[gclist] Demand driven generational collector

Nick Barnes Nick.Barnes@pobox.com
Fri, 05 Oct 2001 11:59:21 +0100


At 2001-10-05 02:31:10+0000, "Ji-Yong D. Chung" writes:
>     Here is one question about
> generational collectors.
> 
> =====================================
> 
>     (1) In implementing a generational collector,
> I would like to make my collections be demand-driven.

[...]

>     Say we know that generation n should
> be collected.  We determine if generation n + 1
> should be collected by seeing if there is
> enough space on the generation n + 1
> to accommodate a potential en-masse
> promotion of generation n.

Take care!  Suppose that generation N is nearly full, and mostly
survives collection into generation N+1.  Now generation N+1 is nearly
full, and the next time you decide to collect generation N you will
have to collect generation N+1 again (even though you collected it
recently).  I suffered exactly this in MLWorks: a pig in the python
could lead to very enthusiastic collection of the older generations.
I called it "bubble collections".  My advice is to take care with your
promotion policy: don't always promote survivors from generation N
into generation N+1.

The MLWorks collector had a dynamic number of dynamically-sized
generations.  The policies for collecting different generations
changed a number of times during the development of the collector.

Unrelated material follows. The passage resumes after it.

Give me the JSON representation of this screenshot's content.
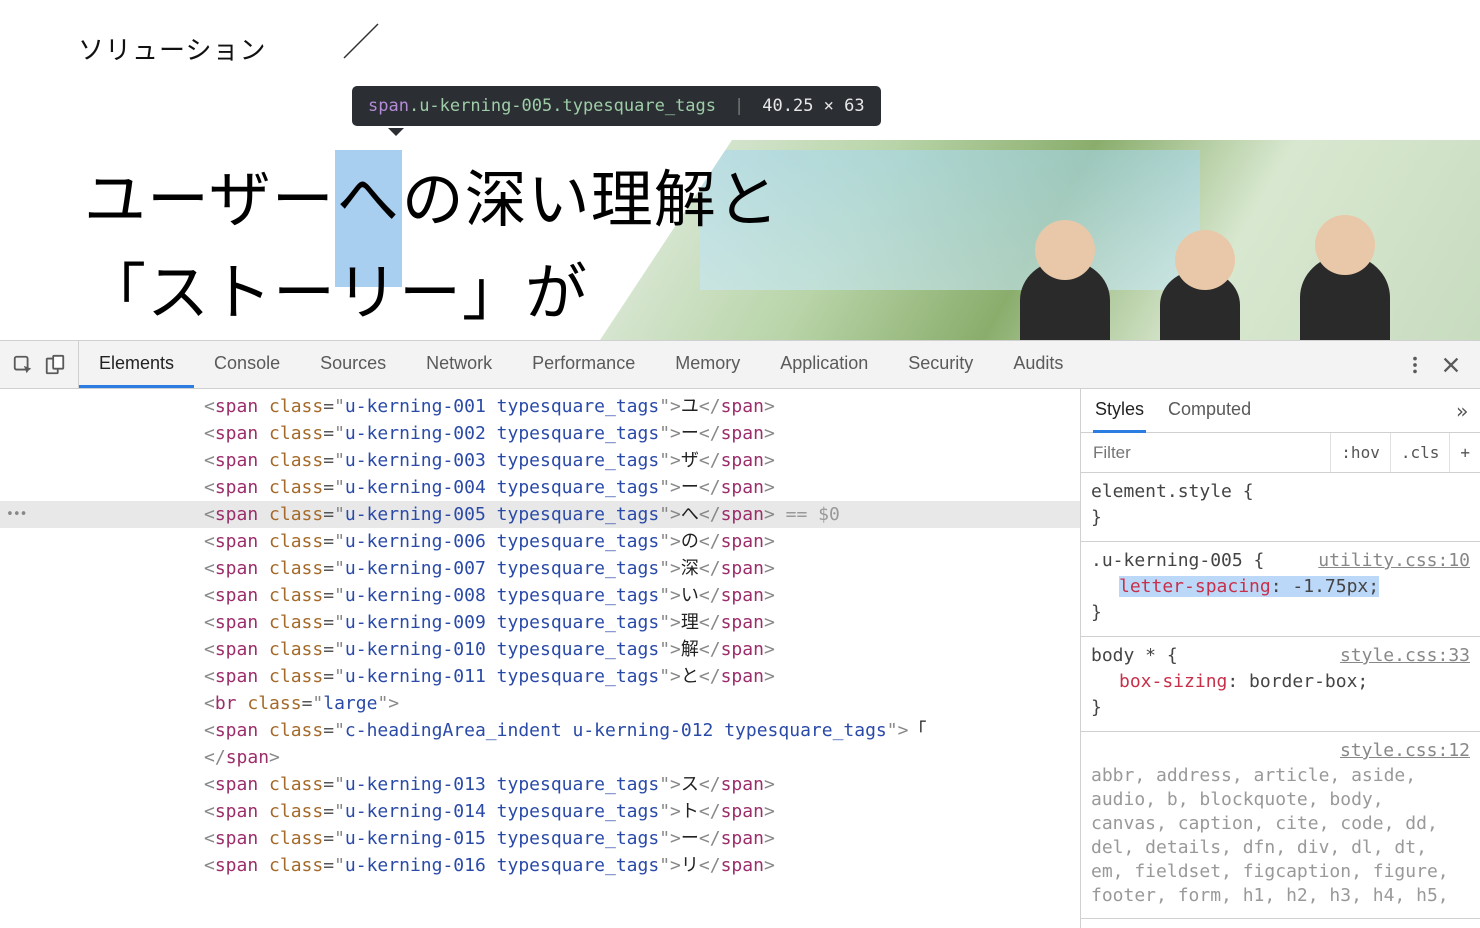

At each minor collection, each generation would be considered for
collection.  A decision would be made for each generation.  A decision
to collect a generation would influence the decisions for younger
generations (there were no remembered sets for young-to-old
intergenerational references, so generations 0 to N-1 would be scanned
in collecting generation N, and it may be worth collecting them simply
to reduce their size before doing that, depending on the likely
mortality in those generations).

There was a maximum generation size (compile-time configurable, usual
values 16MB or 32MB; "large" objects were treated separately and so
were additional to this), and early versions of the collector would
drive collections based on that.  This is similar to what you describe
as demand-driven collection.  In these early versions, survivors from
generation N were always promoted to generation N+1.  This lead to the
"bubble collections" I describe above.

Once I reworked the promotion policy, this problem went away.  Having
decided which generations to collect, the collector would then decide,
for each generation N being collected, whether surviving objects would
be promoted to generation N+1 or would remain in generation N.  This
would depend on the predicted survival rate of the collection, on the
collection decisions for surrounding generations, and on whether there
was room in generation N+1 (If generation N+1 was being promoted,
there would certainly be room in generation N+1).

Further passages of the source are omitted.